As the world watches the Russian invasion of Ukraine unfold, a close eye should be kept on a different kind of battlefield as well; cyberspace. While we have long known the capabilities of Russian cybercriminal groups, the lines between state-sponsored and independent criminal actors are beginning to blur. For example, shortly after Russia’s invasion and amidst a flurry of sanctions laid down by the United States and other NATO countries, notable ransomware gang Conti publicly announced its support of the Russian government.
While there is no measurable increase in ransomware activity in the United States just yet, that could change. Conti and other cyber gangs from Russia currently have Ukraine in their crosshairs, but cyber vigilance should be practiced around the globe.
The Threats and Cyber Protocols
As more organizations cease conducting business with Russia, it’s easy to imagine cybercriminals shifting gears once the dust begins to settle. While industries such as healthcare and banking are heavily regulated when it comes to cybercrime, industries like infrastructure and manufacturing are not.
It will be important to look out for fraudulent activities such as phishing, wire transfer fraud, and fraudulent fundraising efforts in the coming months. Cybercriminals thrive when they can play on the emotions of their victim, as evidenced by the spike in cybercriminal activity during the onset of the COVID-19 pandemic.
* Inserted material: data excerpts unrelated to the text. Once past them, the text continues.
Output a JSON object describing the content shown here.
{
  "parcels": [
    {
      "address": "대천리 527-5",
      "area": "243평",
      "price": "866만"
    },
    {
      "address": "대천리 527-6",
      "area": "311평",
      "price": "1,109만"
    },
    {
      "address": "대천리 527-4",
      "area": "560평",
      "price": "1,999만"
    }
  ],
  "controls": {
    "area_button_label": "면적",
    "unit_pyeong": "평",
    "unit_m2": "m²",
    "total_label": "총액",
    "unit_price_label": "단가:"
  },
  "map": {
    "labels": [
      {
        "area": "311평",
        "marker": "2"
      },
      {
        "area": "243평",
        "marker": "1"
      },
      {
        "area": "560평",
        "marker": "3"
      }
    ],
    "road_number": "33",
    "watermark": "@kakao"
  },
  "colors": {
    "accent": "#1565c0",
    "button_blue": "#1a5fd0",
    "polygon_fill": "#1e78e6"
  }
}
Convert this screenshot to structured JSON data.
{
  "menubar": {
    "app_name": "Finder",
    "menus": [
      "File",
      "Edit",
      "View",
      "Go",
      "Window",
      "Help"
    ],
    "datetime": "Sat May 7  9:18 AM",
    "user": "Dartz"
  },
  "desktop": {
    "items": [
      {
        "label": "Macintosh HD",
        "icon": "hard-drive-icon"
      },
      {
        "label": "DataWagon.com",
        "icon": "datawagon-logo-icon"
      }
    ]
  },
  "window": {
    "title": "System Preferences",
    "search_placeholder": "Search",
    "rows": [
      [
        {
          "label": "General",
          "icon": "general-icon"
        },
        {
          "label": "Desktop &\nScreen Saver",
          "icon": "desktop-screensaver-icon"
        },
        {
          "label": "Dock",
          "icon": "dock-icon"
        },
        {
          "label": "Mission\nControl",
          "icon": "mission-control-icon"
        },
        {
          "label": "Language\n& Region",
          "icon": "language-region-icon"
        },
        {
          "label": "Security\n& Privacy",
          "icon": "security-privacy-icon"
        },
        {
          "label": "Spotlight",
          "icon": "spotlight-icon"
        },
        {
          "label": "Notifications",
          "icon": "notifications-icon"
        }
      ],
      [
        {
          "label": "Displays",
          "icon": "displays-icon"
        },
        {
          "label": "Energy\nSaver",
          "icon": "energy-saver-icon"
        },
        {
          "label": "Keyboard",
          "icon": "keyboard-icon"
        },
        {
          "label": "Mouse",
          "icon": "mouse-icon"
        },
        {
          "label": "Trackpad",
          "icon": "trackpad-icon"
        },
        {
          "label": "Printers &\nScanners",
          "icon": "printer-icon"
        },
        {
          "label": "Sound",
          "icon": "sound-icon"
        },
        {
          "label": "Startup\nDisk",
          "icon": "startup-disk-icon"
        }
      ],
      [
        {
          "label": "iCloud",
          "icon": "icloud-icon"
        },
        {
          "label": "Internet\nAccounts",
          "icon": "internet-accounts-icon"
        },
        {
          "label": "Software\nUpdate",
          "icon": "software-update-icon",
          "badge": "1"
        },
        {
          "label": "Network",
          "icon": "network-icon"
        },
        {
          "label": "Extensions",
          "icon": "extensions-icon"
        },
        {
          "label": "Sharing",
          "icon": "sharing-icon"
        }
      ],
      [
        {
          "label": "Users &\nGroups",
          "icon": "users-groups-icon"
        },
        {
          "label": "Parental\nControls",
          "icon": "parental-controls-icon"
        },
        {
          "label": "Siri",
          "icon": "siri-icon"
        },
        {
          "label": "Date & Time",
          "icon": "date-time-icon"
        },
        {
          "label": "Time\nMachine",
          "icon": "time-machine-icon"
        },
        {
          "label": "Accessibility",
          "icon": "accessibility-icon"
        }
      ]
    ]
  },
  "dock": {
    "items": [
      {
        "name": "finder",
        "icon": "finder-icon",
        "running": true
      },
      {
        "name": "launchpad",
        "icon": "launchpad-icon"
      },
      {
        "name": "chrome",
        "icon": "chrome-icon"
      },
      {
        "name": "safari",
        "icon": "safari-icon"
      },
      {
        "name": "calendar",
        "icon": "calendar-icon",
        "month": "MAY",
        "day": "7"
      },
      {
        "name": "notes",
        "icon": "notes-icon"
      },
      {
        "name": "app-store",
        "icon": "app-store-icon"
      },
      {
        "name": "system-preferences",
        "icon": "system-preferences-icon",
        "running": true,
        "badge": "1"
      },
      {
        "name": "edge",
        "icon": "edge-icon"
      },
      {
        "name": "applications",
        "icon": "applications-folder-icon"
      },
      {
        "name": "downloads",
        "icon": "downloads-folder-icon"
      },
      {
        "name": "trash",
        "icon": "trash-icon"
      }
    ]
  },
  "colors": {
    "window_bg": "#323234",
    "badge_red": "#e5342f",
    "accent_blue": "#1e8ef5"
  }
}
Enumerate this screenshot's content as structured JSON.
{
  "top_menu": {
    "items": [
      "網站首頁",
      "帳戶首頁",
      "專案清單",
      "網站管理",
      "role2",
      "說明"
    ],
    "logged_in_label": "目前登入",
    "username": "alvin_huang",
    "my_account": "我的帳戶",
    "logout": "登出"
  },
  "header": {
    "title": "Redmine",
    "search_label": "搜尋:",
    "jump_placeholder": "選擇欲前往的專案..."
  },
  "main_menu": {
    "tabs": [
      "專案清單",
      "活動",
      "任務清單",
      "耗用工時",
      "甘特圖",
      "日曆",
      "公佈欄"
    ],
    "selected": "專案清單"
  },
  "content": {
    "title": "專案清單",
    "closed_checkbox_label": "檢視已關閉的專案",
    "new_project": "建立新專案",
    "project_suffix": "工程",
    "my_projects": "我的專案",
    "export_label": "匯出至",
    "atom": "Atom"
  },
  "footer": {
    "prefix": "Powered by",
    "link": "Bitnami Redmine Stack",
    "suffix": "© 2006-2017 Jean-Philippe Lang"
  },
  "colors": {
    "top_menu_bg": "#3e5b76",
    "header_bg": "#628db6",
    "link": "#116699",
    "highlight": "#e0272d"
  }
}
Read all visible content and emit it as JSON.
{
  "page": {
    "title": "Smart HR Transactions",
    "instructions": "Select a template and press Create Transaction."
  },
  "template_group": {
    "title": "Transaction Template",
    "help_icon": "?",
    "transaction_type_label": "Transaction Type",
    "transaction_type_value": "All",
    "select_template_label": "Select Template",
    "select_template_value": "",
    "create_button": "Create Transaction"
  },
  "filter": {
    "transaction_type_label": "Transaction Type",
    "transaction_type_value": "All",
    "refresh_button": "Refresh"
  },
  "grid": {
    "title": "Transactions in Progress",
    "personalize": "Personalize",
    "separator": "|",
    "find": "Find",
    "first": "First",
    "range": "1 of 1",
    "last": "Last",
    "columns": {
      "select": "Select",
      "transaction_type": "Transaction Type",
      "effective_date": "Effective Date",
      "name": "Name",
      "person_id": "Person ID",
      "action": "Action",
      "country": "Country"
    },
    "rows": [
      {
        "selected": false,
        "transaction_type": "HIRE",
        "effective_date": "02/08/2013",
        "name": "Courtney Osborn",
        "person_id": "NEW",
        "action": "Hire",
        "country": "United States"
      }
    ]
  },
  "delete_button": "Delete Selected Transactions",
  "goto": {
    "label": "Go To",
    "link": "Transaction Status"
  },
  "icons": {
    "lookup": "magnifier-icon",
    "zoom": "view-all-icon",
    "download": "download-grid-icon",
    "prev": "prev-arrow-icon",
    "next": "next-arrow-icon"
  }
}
In response to these growing threats, businesses should emphasize the basics of cyber security and listen to their IT teams’ guidance. Training employees on proper cyber hygiene practices, such as regular password changes and implementing multi-factor authentication (MFA) protocols, is strongly recommended for building a solidified first line of defense.
Blocking IP addresses from Russia and Ukraine as well as .ru websites is also strongly recommended. However, while these protocols may ease concerns, keeping a watchful eye on who is allowed into your network is more critical than ever. Adding Indicators of Compromises (IoCs) to systems for things like HermeticWipers, Distributed Denial of Service (DDoS) attacks, and Russia-Ukraine domains is a good way to closely monitor activity.
Cyber Insurance: More Critical Than Ever
Ensuring that the members of an organization follow fundamental preventative cyber hygiene protocols is not only crucial for preventing a cyberattack from happening in the first place, it is also critical for obtaining an adequate cyber liability insurance policy.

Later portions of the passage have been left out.